L’inesauribile dibattito sull’effettivo impatto sociale che il cinema del reale dovrebbe innescare all’interno di più ampie dinamiche globali è sempre stato oggetto di inevitabili equivoci e malintesi teorici. Sin dagli albori, il documentario come strumento conoscitivo di cambiamento e innovazione è stato un nodo problematico per due ragioni principali: le ragioni della committenza (statale o privata) e la portata formativa in prospettiva civica.
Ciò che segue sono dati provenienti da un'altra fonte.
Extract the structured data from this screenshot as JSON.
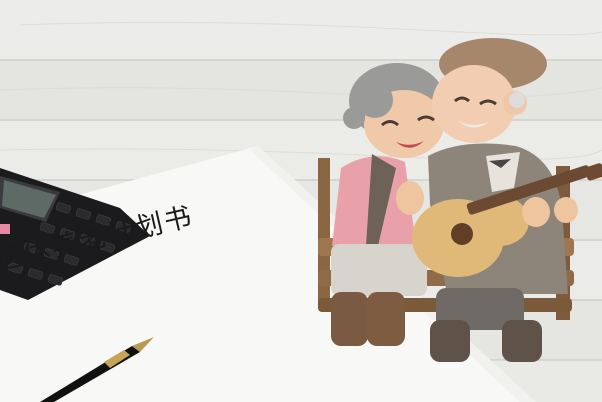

Con la pubblicazione dei suoi “First Principles of Documentary” (1932-34), lo scozzese John Grierson, padre del cinema documentario delle origini, delineò la relazione tra documentario e cittadinanza proclamandone la sua dimensione sociale basata strettamente su un’idea alquanto normativa e normalizzante di consenso. Grierson considerava il consenso sociale come dimensione relazionale, articolata prettamente da un’elite intenta ad elaborare una visione unitaria ed omogeneizzante della società, indifferente alle divisioni di classe, e consapevole di dover mantenere lo status quo attraverso un programma didattico di propaganda sociale. Il flebile confine tra documentario come strumento critico e documentario come strumento pedagogico si sviluppa rispettivamente, come ogni manuale di storia del documentario mette in risalto, a partire dalle pratiche di Dziga Vertov e Robert Flaherty. A quasi un secolo di distanza, il nodo problematico rimane ma con implicazioni notevolmente differenti, soprattutto nel contesto di un dibattito di cittadinanza globale. Il cinema documentario vive sicuramente un momento speciale: ormai sdoganato come prominente forma cinematografica dai festival più blasonati (a partire dalla Palma d’oro a Cannes nel 2004 a Farenheit 9/11 di Michael Moore fino al più recente Leone d’oro nel 2013 a Sacro GRA di Gianfranco Rosi), o rimodellato da Vice Media per i nuovi media digitali con target focalizzato ai millennials (interessante da questo punto di vista, la recente partnership tra l’IDFA di Amsterdam e Vice), il cinema del reale è entrato nel 21esimo secolo come uno dei generi più creativamente sperimentali, anche in forme expanded attraverso i nuovi media (film-saggi, web-documentaries etc…).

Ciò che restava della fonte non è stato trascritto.